Pietro et Bruno se rencontrent alors qu’ils n’ont qu’une dizaine d’années. Pietro vient de Milan. Son père, randonneur passionné, tente de l’initier aux joies de la montagne. Chacun a son rythme, son altitude, ce qui, parfois, les éloigne. L’amitié entre Bruno et Pietro nait rapidement. Quelques semaines à vagabonder dans les alpages et les forêts scellent, pour de nombreuses années, le lien entre les garçons.

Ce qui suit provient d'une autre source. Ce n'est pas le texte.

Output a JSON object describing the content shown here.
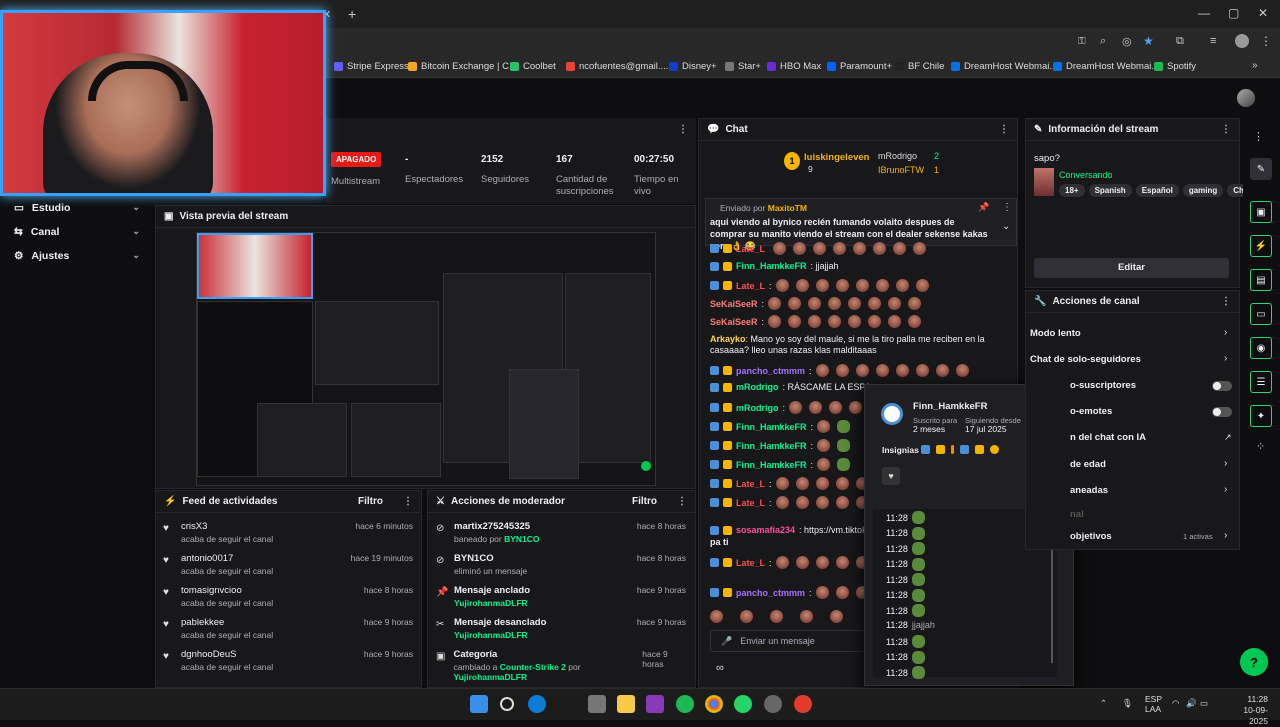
{
  "bookmarks": [
    {
      "label": "Stripe Express",
      "color": "#635bff"
    },
    {
      "label": "Bitcoin Exchange | C...",
      "color": "#f5a623"
    },
    {
      "label": "Coolbet",
      "color": "#27c26c"
    },
    {
      "label": "ncofuentes@gmail....",
      "color": "#ea4335"
    },
    {
      "label": "Disney+",
      "color": "#113ccf"
    },
    {
      "label": "Star+",
      "color": "#777"
    },
    {
      "label": "HBO Max",
      "color": "#6b2bd9"
    },
    {
      "label": "Paramount+",
      "color": "#0064ff"
    },
    {
      "label": "BF Chile",
      "color": "#222"
    },
    {
      "label": "DreamHost Webmai...",
      "color": "#0073ec"
    },
    {
      "label": "DreamHost Webmai...",
      "color": "#0073ec"
    },
    {
      "label": "Spotify",
      "color": "#1db954"
    }
  ],
  "nav": {
    "estudio": "Estudio",
    "canal": "Canal",
    "ajustes": "Ajustes"
  },
  "stats": {
    "status": "APAGADO",
    "multistream": "Multistream",
    "viewers_val": "-",
    "viewers_label": "Espectadores",
    "followers_val": "2152",
    "followers_label": "Seguidores",
    "subs_val": "167",
    "subs_label": "Cantidad de suscripciones",
    "time_val": "00:27:50",
    "time_label": "Tiempo en vivo"
  },
  "preview": {
    "title": "Vista previa del stream"
  },
  "feed": {
    "title": "Feed de actividades",
    "filter": "Filtro",
    "items": [
      {
        "user": "crisX3",
        "action": "acaba de seguir el canal",
        "time": "hace 6 minutos"
      },
      {
        "user": "antonio0017",
        "action": "acaba de seguir el canal",
        "time": "hace 19 minutos"
      },
      {
        "user": "tomasignvcioo",
        "action": "acaba de seguir el canal",
        "time": "hace 8 horas"
      },
      {
        "user": "pablekkee",
        "action": "acaba de seguir el canal",
        "time": "hace 9 horas"
      },
      {
        "user": "dgnhooDeuS",
        "action": "acaba de seguir el canal",
        "time": "hace 9 horas"
      }
    ]
  },
  "mod": {
    "title": "Acciones de moderador",
    "filter": "Filtro",
    "items": [
      {
        "title": "martix275245325",
        "pre": "baneado por ",
        "who": "BYN1CO",
        "mid": "",
        "who2": "",
        "time": "hace 8 horas"
      },
      {
        "title": "BYN1CO",
        "pre": "eliminó un mensaje",
        "who": "",
        "mid": "",
        "who2": "",
        "time": "hace 8 horas"
      },
      {
        "title": "Mensaje anclado",
        "pre": "",
        "who": "YujirohanmaDLFR",
        "mid": "",
        "who2": "",
        "time": "hace 9 horas"
      },
      {
        "title": "Mensaje desanclado",
        "pre": "",
        "who": "YujirohanmaDLFR",
        "mid": "",
        "who2": "",
        "time": "hace 9 horas"
      },
      {
        "title": "Categoría",
        "pre": "cambiado a ",
        "who": "Counter-Strike 2",
        "mid": " por ",
        "who2": "YujirohanmaDLFR",
        "time": "hace 9 horas"
      }
    ]
  },
  "chat": {
    "title": "Chat",
    "leader1": "luiskingeleven",
    "leader1_count": "9",
    "leader2": "mRodrigo",
    "leader2_count": "2",
    "leader3": "IBrunoFTW",
    "leader3_count": "1",
    "pinned_by": "Enviado por",
    "pinned_user": "MaxitoTM",
    "pinned_text": "aqui viendo al bynico recién fumando volaito despues de comprar su manito viendo el stream con el dealer sekense kakas yera 👌 😂",
    "lines": [
      {
        "user": "Late_L",
        "text": "",
        "color": "#ff4d4d"
      },
      {
        "user": "Finn_HamkkeFR",
        "text": ": jjajjah",
        "color": "#00f593"
      },
      {
        "user": "Late_L",
        "text": ":",
        "color": "#ff4d4d"
      },
      {
        "user": "SeKaiSeeR",
        "text": ":",
        "color": "#ff7a7a"
      },
      {
        "user": "SeKaiSeeR",
        "text": ":",
        "color": "#ff7a7a"
      },
      {
        "user": "Arkayko",
        "text": ": Mano yo soy del maule, si me la tiro palla me reciben en la casaaaa? lleo unas razas klas malditaaas",
        "color": "#ffd54f"
      },
      {
        "user": "pancho_ctmmm",
        "text": ":",
        "color": "#a970ff"
      },
      {
        "user": "mRodrigo",
        "text": ": RÁSCAME LA ESPA",
        "color": "#00f593"
      },
      {
        "user": "mRodrigo",
        "text": ":",
        "color": "#00f593"
      },
      {
        "user": "Finn_HamkkeFR",
        "text": ":",
        "color": "#00f593"
      },
      {
        "user": "Finn_HamkkeFR",
        "text": ":",
        "color": "#00f593"
      },
      {
        "user": "Finn_HamkkeFR",
        "text": ":",
        "color": "#00f593"
      },
      {
        "user": "Late_L",
        "text": ":",
        "color": "#ff4d4d"
      },
      {
        "user": "Late_L",
        "text": ":",
        "color": "#ff4d4d"
      },
      {
        "user": "sosamafia234",
        "text": ": https://vm.tiktok.com/",
        "color": "#ff4d9d"
      },
      {
        "user": "pa ti",
        "text": "",
        "color": "#efeff1"
      },
      {
        "user": "Late_L",
        "text": ":",
        "color": "#ff4d4d"
      },
      {
        "user": "pancho_ctmmm",
        "text": ":",
        "color": "#a970ff"
      }
    ],
    "input_placeholder": "Enviar un mensaje"
  },
  "usercard": {
    "name": "Finn_HamkkeFR",
    "sub_label": "Suscrito para",
    "sub_value": "2 meses",
    "follow_label": "Siguiendo desde",
    "follow_value": "17 jul 2025",
    "badges_label": "Insignias",
    "messages": [
      {
        "time": "11:28",
        "text": ""
      },
      {
        "time": "11:28",
        "text": ""
      },
      {
        "time": "11:28",
        "text": ""
      },
      {
        "time": "11:28",
        "text": ""
      },
      {
        "time": "11:28",
        "text": ""
      },
      {
        "time": "11:28",
        "text": ""
      },
      {
        "time": "11:28",
        "text": ""
      },
      {
        "time": "11:28",
        "text": "jjajjah"
      },
      {
        "time": "11:28",
        "text": ""
      },
      {
        "time": "11:28",
        "text": ""
      },
      {
        "time": "11:28",
        "text": ""
      }
    ]
  },
  "info": {
    "title": "Información del stream",
    "stream_title": "sapo?",
    "category": "Conversando",
    "tags": [
      "18+",
      "Spanish",
      "Español",
      "gaming",
      "Chile"
    ],
    "edit": "Editar"
  },
  "canal": {
    "title": "Acciones de canal",
    "items": [
      {
        "label": "Modo lento",
        "kind": "chev"
      },
      {
        "label": "Chat de solo-seguidores",
        "kind": "chev"
      },
      {
        "label": "o-suscriptores",
        "kind": "toggle"
      },
      {
        "label": "o-emotes",
        "kind": "toggle"
      },
      {
        "label": "n del chat con IA",
        "kind": "ext"
      },
      {
        "label": "de edad",
        "kind": "chev"
      },
      {
        "label": "aneadas",
        "kind": "chev"
      },
      {
        "label": "nal",
        "kind": "none"
      },
      {
        "label": "objetivos",
        "kind": "chev",
        "extra": "1 activas"
      }
    ]
  },
  "taskbar": {
    "lang": "ESP",
    "layout": "LAA",
    "time": "11:28",
    "date": "10-09-2025"
  }
}
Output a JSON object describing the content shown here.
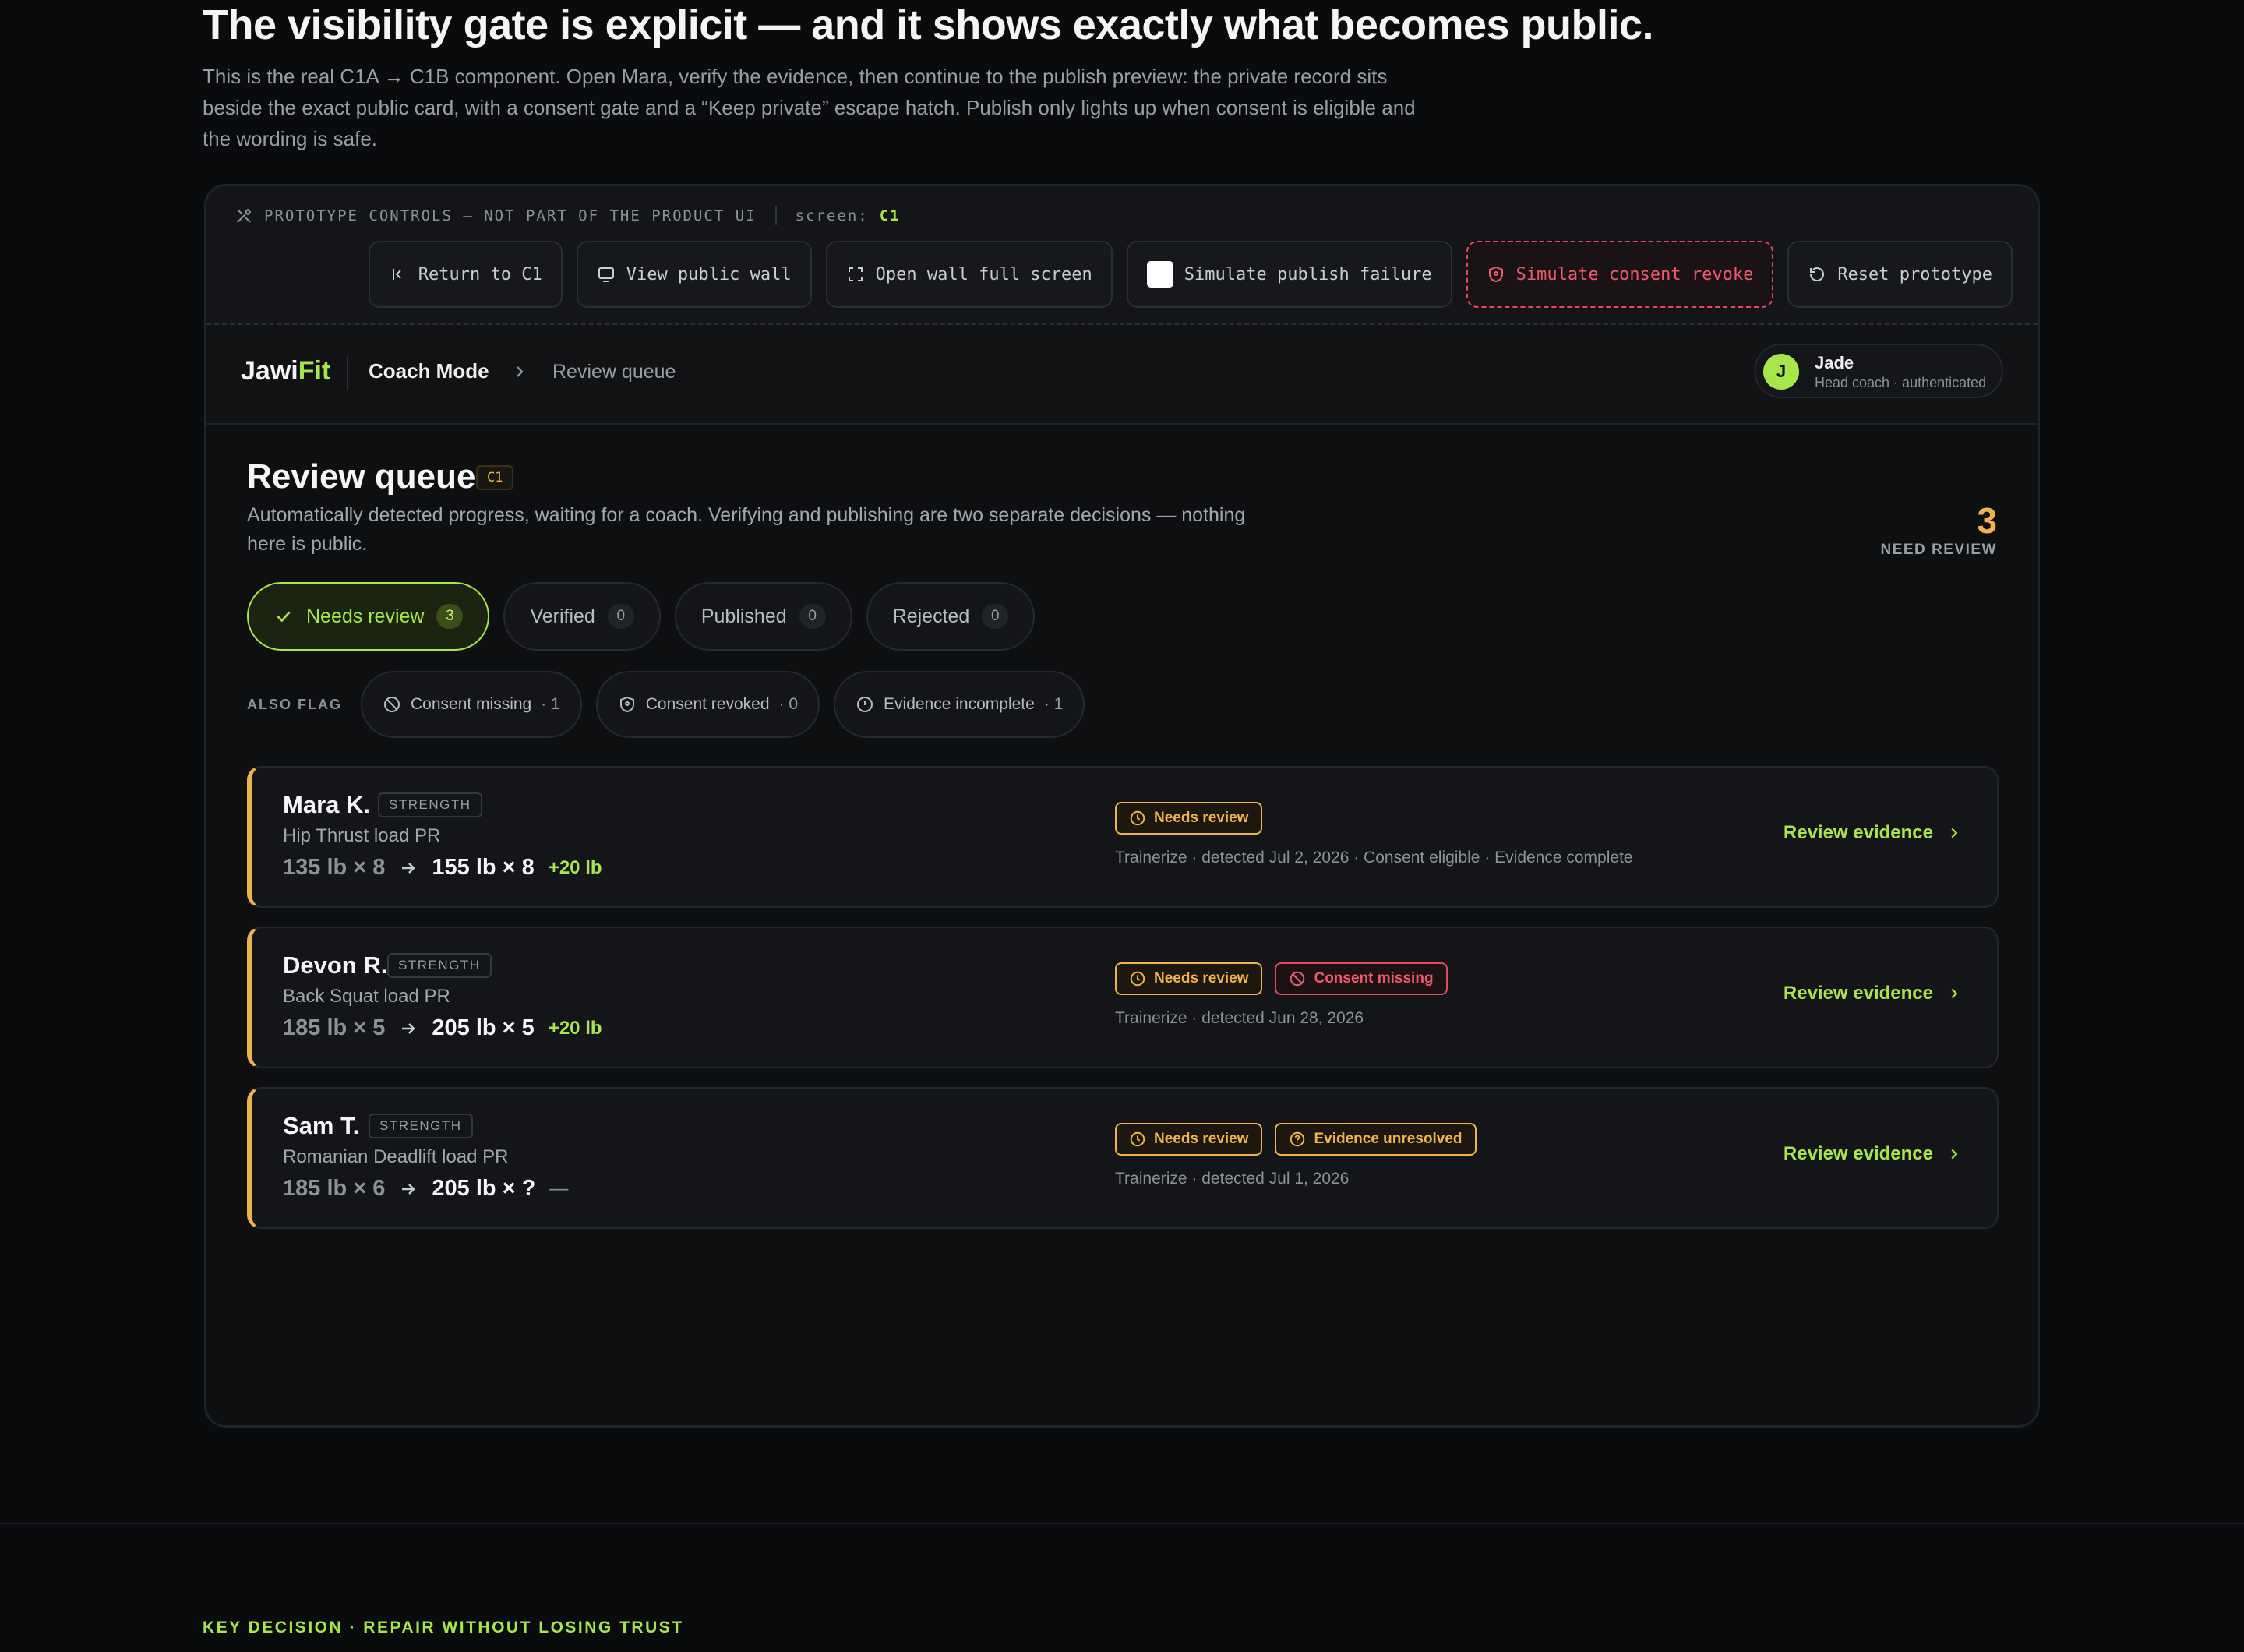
{
  "hero": {
    "title": "The visibility gate is explicit — and it shows exactly what becomes public.",
    "subtitle": "This is the real C1A → C1B component. Open Mara, verify the evidence, then continue to the publish preview: the private record sits beside the exact public card, with a consent gate and a “Keep private” escape hatch. Publish only lights up when consent is eligible and the wording is safe."
  },
  "prototype": {
    "label": "PROTOTYPE CONTROLS — NOT PART OF THE PRODUCT UI",
    "screen_label": "screen:",
    "screen_value": "C1",
    "buttons": {
      "return": "Return to C1",
      "view_wall": "View public wall",
      "open_full": "Open wall full screen",
      "sim_failure": "Simulate publish failure",
      "sim_revoke": "Simulate consent revoke",
      "reset": "Reset prototype"
    },
    "icons": [
      "tools-icon",
      "return-icon",
      "monitor-icon",
      "fullscreen-icon",
      "checkbox",
      "shield-icon",
      "reset-icon"
    ],
    "colors": {
      "danger": "#e5485b",
      "accent": "#a7e64b"
    }
  },
  "nav": {
    "brand_a": "Jawi",
    "brand_b": "Fit",
    "mode": "Coach Mode",
    "crumb": "Review queue",
    "user": {
      "initial": "J",
      "name": "Jade",
      "role": "Head coach · authenticated"
    }
  },
  "queue": {
    "title": "Review queue",
    "tag": "C1",
    "description": "Automatically detected progress, waiting for a coach. Verifying and publishing are two separate decisions — nothing here is public.",
    "need_count": "3",
    "need_label": "NEED REVIEW",
    "tabs": [
      {
        "label": "Needs review",
        "count": "3",
        "active": true
      },
      {
        "label": "Verified",
        "count": "0"
      },
      {
        "label": "Published",
        "count": "0"
      },
      {
        "label": "Rejected",
        "count": "0"
      }
    ],
    "flags_title": "ALSO FLAG",
    "flags": [
      {
        "label": "Consent missing",
        "count": "· 1",
        "icon": "ban-icon"
      },
      {
        "label": "Consent revoked",
        "count": "· 0",
        "icon": "shield-icon"
      },
      {
        "label": "Evidence incomplete",
        "count": "· 1",
        "icon": "info-icon"
      }
    ],
    "items": [
      {
        "name": "Mara K.",
        "category": "STRENGTH",
        "lift": "Hip Thrust load PR",
        "from": "135 lb × 8",
        "to": "155 lb × 8",
        "delta": "+20 lb",
        "badges": [
          {
            "label": "Needs review",
            "kind": "warn",
            "icon": "clock-icon"
          }
        ],
        "meta": "Trainerize · detected Jul 2, 2026 · Consent eligible · Evidence complete",
        "action": "Review evidence"
      },
      {
        "name": "Devon R.",
        "category": "STRENGTH",
        "lift": "Back Squat load PR",
        "from": "185 lb × 5",
        "to": "205 lb × 5",
        "delta": "+20 lb",
        "badges": [
          {
            "label": "Needs review",
            "kind": "warn",
            "icon": "clock-icon"
          },
          {
            "label": "Consent missing",
            "kind": "err",
            "icon": "ban-icon"
          }
        ],
        "meta": "Trainerize · detected Jun 28, 2026",
        "action": "Review evidence"
      },
      {
        "name": "Sam T.",
        "category": "STRENGTH",
        "lift": "Romanian Deadlift load PR",
        "from": "185 lb × 6",
        "to": "205 lb × ?",
        "delta": "—",
        "badges": [
          {
            "label": "Needs review",
            "kind": "warn",
            "icon": "clock-icon"
          },
          {
            "label": "Evidence unresolved",
            "kind": "warn",
            "icon": "question-icon"
          }
        ],
        "meta": "Trainerize · detected Jul 1, 2026",
        "action": "Review evidence"
      }
    ]
  },
  "footer": {
    "key_decision": "KEY DECISION · REPAIR WITHOUT LOSING TRUST"
  },
  "colors": {
    "warn": "#f0b34b",
    "accent": "#a7e64b",
    "error": "#e5485b",
    "bg": "#0a0b0d"
  }
}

Je ne dévoile pas plus l’histoire, bien que l’enjeu de ce roman ne soit pas dans les différents rebondissements que l’on pourrait y trouver. C’est une histoire de montagne (celle-ci étant presque un des personnages), d’hommes, d’amitié, de filiation. C’est un texte pudique aussi, où l’on ne fait pas étalage de ses émotions, ces dernières étant plutôt effleurées et les non dits lourds de sens. Amoureux de la nature, de la montagne, des hommes, foncez, ce texte est pour vous.

Emma

P.S : Alors, oui, la photo est moche, je ne retrouve pas mon masque, l’éclairage est atroce..bref, promis, je fais mieux la prochaine fois ;).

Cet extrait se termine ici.